Al tijdens die eerste momenten kalmeerde de aanblik van mijn oudste dochter me op een welhaast magische wijze. Haar prachtige grote ogen straalden me tegemoet. Ze heeft contactlenzen en ook al loenst ze niet, je ziet dat haar gezichtsvermogen met meer dan vijf dioptrieën beroerd is. Natuurlijk nam ik ook in haar ogen angst waar, maar ze keek me zo open en krachtig aan dat mijn wanhoop niet escaleerde. ‘Het komt allemaal goed, papa. Mijn liefste, liefste papa, het komt allemaal goed.’ Ik knikte. Deze minieme buiging van mijn hoofd voelde alsof ik in een luchtschommel op het hoogste punt voorover zou vallen. En toen volgde een salto van de kamer met mij als draaien kantelpunt. Met mijn rechterhand had ik de tafelrand gevonden en omklemd, mijn rechtervoet plantte ik, alsof ik een noodstop tegen de woest aan mij sleurende desoriëntatie moest maken, op de keukenvloer.

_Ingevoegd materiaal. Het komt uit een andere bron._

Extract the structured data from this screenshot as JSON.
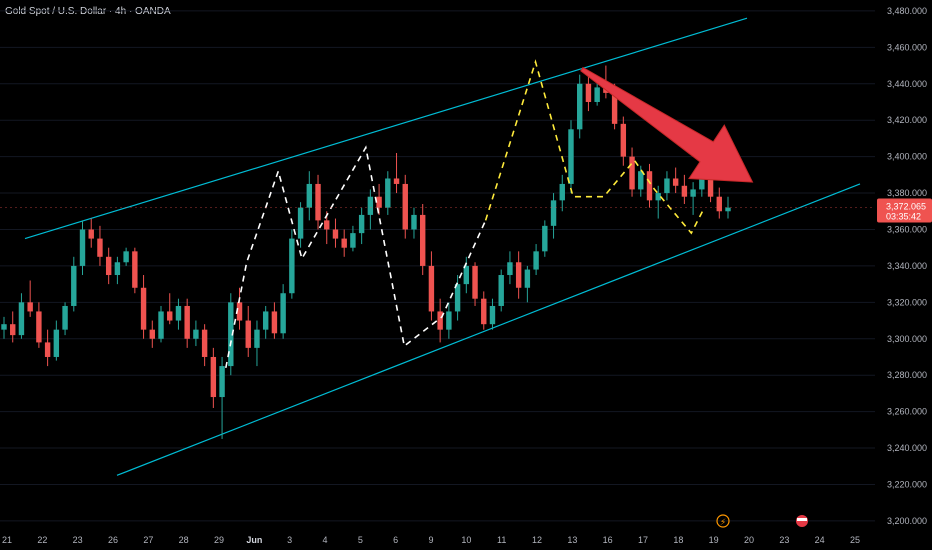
{
  "header": {
    "title": "Gold Spot / U.S. Dollar · 4h · OANDA"
  },
  "chart_data": {
    "type": "candlestick",
    "ylim": [
      3195,
      3486
    ],
    "y_ticks": [
      3200,
      3220,
      3240,
      3260,
      3280,
      3300,
      3320,
      3340,
      3360,
      3380,
      3400,
      3420,
      3440,
      3460,
      3480
    ],
    "y_tick_labels": [
      "3,200.000",
      "3,220.000",
      "3,240.000",
      "3,260.000",
      "3,280.000",
      "3,300.000",
      "3,320.000",
      "3,340.000",
      "3,360.000",
      "3,380.000",
      "3,400.000",
      "3,420.000",
      "3,440.000",
      "3,460.000",
      "3,480.000"
    ],
    "x_ticks": [
      "21",
      "22",
      "23",
      "26",
      "27",
      "28",
      "29",
      "Jun",
      "3",
      "4",
      "5",
      "6",
      "9",
      "10",
      "11",
      "12",
      "13",
      "16",
      "17",
      "18",
      "19",
      "20",
      "23",
      "24",
      "25"
    ],
    "x_tick_bold": [
      "Jun"
    ],
    "current_price": {
      "label": "3,372.065",
      "countdown": "03:35:42",
      "value": 3372.065
    },
    "colors": {
      "up": "#26a69a",
      "down": "#ef5350",
      "channel": "#00bcd4",
      "path_white": "#ffffff",
      "path_yellow": "#ffeb3b",
      "arrow": "#e53945",
      "price_tag": "#ef5350"
    },
    "channel": {
      "upper": [
        [
          3355,
          3476
        ]
      ],
      "lower": [
        [
          3225,
          3385
        ]
      ]
    },
    "candles": [
      [
        3305,
        3312,
        3300,
        3308
      ],
      [
        3308,
        3315,
        3298,
        3302
      ],
      [
        3302,
        3325,
        3300,
        3320
      ],
      [
        3320,
        3332,
        3312,
        3315
      ],
      [
        3315,
        3320,
        3295,
        3298
      ],
      [
        3298,
        3305,
        3285,
        3290
      ],
      [
        3290,
        3310,
        3288,
        3305
      ],
      [
        3305,
        3320,
        3302,
        3318
      ],
      [
        3318,
        3345,
        3315,
        3340
      ],
      [
        3340,
        3365,
        3335,
        3360
      ],
      [
        3360,
        3366,
        3350,
        3355
      ],
      [
        3355,
        3362,
        3340,
        3345
      ],
      [
        3345,
        3350,
        3330,
        3335
      ],
      [
        3335,
        3345,
        3330,
        3342
      ],
      [
        3342,
        3350,
        3340,
        3348
      ],
      [
        3348,
        3350,
        3325,
        3328
      ],
      [
        3328,
        3335,
        3300,
        3305
      ],
      [
        3305,
        3310,
        3295,
        3300
      ],
      [
        3300,
        3318,
        3298,
        3315
      ],
      [
        3315,
        3325,
        3308,
        3310
      ],
      [
        3310,
        3322,
        3305,
        3318
      ],
      [
        3318,
        3322,
        3295,
        3300
      ],
      [
        3300,
        3310,
        3296,
        3305
      ],
      [
        3305,
        3308,
        3285,
        3290
      ],
      [
        3290,
        3295,
        3262,
        3268
      ],
      [
        3268,
        3290,
        3245,
        3285
      ],
      [
        3285,
        3325,
        3280,
        3320
      ],
      [
        3320,
        3328,
        3305,
        3310
      ],
      [
        3310,
        3318,
        3290,
        3295
      ],
      [
        3295,
        3310,
        3285,
        3305
      ],
      [
        3305,
        3318,
        3300,
        3315
      ],
      [
        3315,
        3320,
        3300,
        3303
      ],
      [
        3303,
        3330,
        3300,
        3325
      ],
      [
        3325,
        3360,
        3322,
        3355
      ],
      [
        3355,
        3375,
        3350,
        3372
      ],
      [
        3372,
        3392,
        3365,
        3385
      ],
      [
        3385,
        3390,
        3360,
        3365
      ],
      [
        3365,
        3370,
        3352,
        3360
      ],
      [
        3360,
        3366,
        3350,
        3355
      ],
      [
        3355,
        3360,
        3345,
        3350
      ],
      [
        3350,
        3362,
        3348,
        3358
      ],
      [
        3358,
        3372,
        3352,
        3368
      ],
      [
        3368,
        3382,
        3360,
        3378
      ],
      [
        3378,
        3385,
        3368,
        3372
      ],
      [
        3372,
        3392,
        3368,
        3388
      ],
      [
        3388,
        3402,
        3380,
        3385
      ],
      [
        3385,
        3390,
        3355,
        3360
      ],
      [
        3360,
        3372,
        3355,
        3368
      ],
      [
        3368,
        3374,
        3335,
        3340
      ],
      [
        3340,
        3348,
        3310,
        3315
      ],
      [
        3315,
        3322,
        3298,
        3305
      ],
      [
        3305,
        3320,
        3300,
        3315
      ],
      [
        3315,
        3335,
        3310,
        3330
      ],
      [
        3330,
        3345,
        3325,
        3340
      ],
      [
        3340,
        3342,
        3318,
        3322
      ],
      [
        3322,
        3326,
        3305,
        3308
      ],
      [
        3308,
        3322,
        3305,
        3318
      ],
      [
        3318,
        3338,
        3315,
        3335
      ],
      [
        3335,
        3348,
        3330,
        3342
      ],
      [
        3342,
        3348,
        3322,
        3328
      ],
      [
        3328,
        3340,
        3320,
        3338
      ],
      [
        3338,
        3352,
        3335,
        3348
      ],
      [
        3348,
        3365,
        3345,
        3362
      ],
      [
        3362,
        3380,
        3355,
        3376
      ],
      [
        3376,
        3390,
        3370,
        3385
      ],
      [
        3385,
        3420,
        3380,
        3415
      ],
      [
        3415,
        3445,
        3410,
        3440
      ],
      [
        3440,
        3446,
        3425,
        3430
      ],
      [
        3430,
        3442,
        3428,
        3438
      ],
      [
        3438,
        3450,
        3432,
        3435
      ],
      [
        3435,
        3440,
        3415,
        3418
      ],
      [
        3418,
        3422,
        3395,
        3400
      ],
      [
        3400,
        3405,
        3378,
        3382
      ],
      [
        3382,
        3395,
        3378,
        3392
      ],
      [
        3392,
        3396,
        3372,
        3376
      ],
      [
        3376,
        3384,
        3366,
        3380
      ],
      [
        3380,
        3392,
        3376,
        3388
      ],
      [
        3388,
        3394,
        3380,
        3384
      ],
      [
        3384,
        3390,
        3374,
        3378
      ],
      [
        3378,
        3386,
        3368,
        3382
      ],
      [
        3382,
        3396,
        3378,
        3392
      ],
      [
        3392,
        3396,
        3375,
        3378
      ],
      [
        3378,
        3383,
        3366,
        3370
      ],
      [
        3370,
        3378,
        3366,
        3372
      ]
    ],
    "white_path": [
      [
        0.258,
        3284
      ],
      [
        0.282,
        3342
      ],
      [
        0.318,
        3392
      ],
      [
        0.345,
        3344
      ],
      [
        0.418,
        3405
      ],
      [
        0.462,
        3296
      ],
      [
        0.505,
        3312
      ],
      [
        0.555,
        3365
      ]
    ],
    "yellow_path": [
      [
        0.555,
        3365
      ],
      [
        0.612,
        3452
      ],
      [
        0.655,
        3378
      ],
      [
        0.69,
        3378
      ],
      [
        0.725,
        3398
      ],
      [
        0.748,
        3382
      ],
      [
        0.79,
        3358
      ],
      [
        0.805,
        3372
      ]
    ],
    "arrow": {
      "from": [
        3448,
        0.665
      ],
      "to": [
        3386,
        0.86
      ]
    }
  }
}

Mijn linkervoet zwabberde op de tast dan weer de ene, dan weer de andere kant op, tapdanste stuurloos in het rond. Een verwarrende aanblik waar ik geen greep op had. Het leek wel een animatiefilm waarin bijvoorbeeld na een abrupte wending van het bovenlichaam de ledematen hun eigen leven gaan leiden, benen zich losrukken, zelfstandig verder rennen en door de torso weer moeten worden bijgehaald. Mijn linkerhand lag er als geamputeerd bij en was geen deel meer van mij.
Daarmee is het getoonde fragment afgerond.